In Hagadera, the largest of three camps, new arrivals like Ms. Kune are crowding with relatives in bare, tree-branch huts covered in plastic sheets or fraying strips of clothing. The refugees say that the insurgents – a wholly separate phenomenon from the secular, ransom-hungry pirates – have imposed religious law on their towns and killed civilians who resisted.

"The pirates cause problems in the ocean," said Kune, seated on the dirt floor of a hut, her round face creased with worry, "but the Islamists cause many more problems inside the country."

Relief agencies are concerned that antipiracy efforts are diverting attention and resources from the plight of these refugees and hundreds of thousands in even more desperate camps in Somalia. While countries pledged $213 million last month to beef up security forces in the East African nation, the United Nations' request for $918 million for relief programs is still two-thirds unmet.

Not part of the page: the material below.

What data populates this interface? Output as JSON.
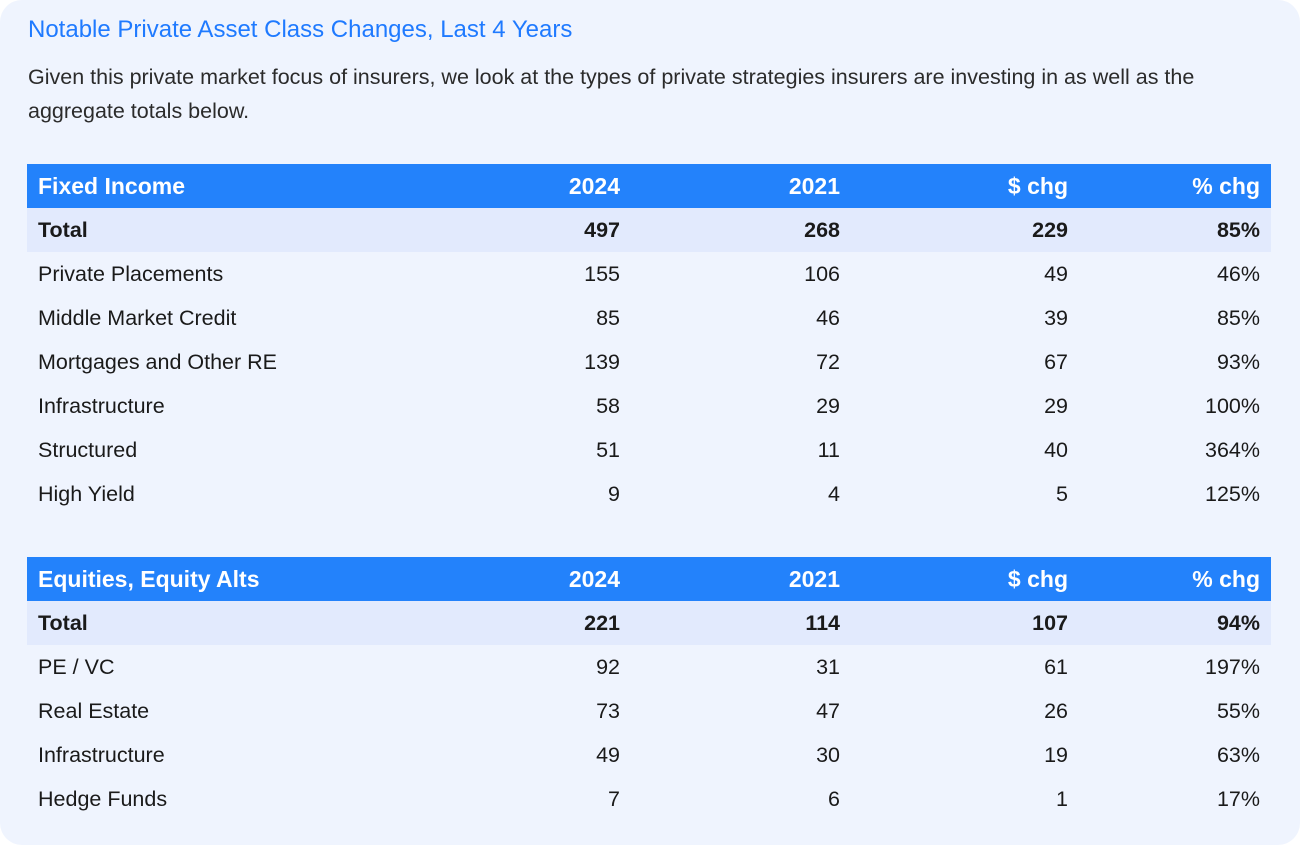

A funding shortfall also forced the UN World Food Program to reduce rations in the camps – the refugees' only source of food – by 17 percent last month. After a $10 million internal loan, the agency expects to resume full food distribution within weeks.

"The world has shown it can act quickly and decisively when commercial interests are at stake," said Andrea Pattison, a spokeswoman for the Oxfam relief agency. "It's now time to show the same sense of urgency for alleviating the suffering of millions of people on land who remain in desperate need of help."

Sometimes it seems as if no amount of money could help Somalia right itself.

While there are no proven links between the southern-based Islamists and the secular, northern-based pirates, both phenomena are symptoms of the lawlessness and economic wreckage that have characterized the country since a 1991 coup felled its last functioning government.

Two decades of chaos have swelled the Kenyan camps into the world's largest refugee settlement, sheltering 271,000 people on sun-scorched land that was meant to hold only one-third that many.

Amid shortages of food, water, health supplies, and clean latrines, aid workers say that the refugees are increasingly vulnerable to outbreaks of disease. Cases of cholera surfaced in the camps earlier this year but the disease was contained.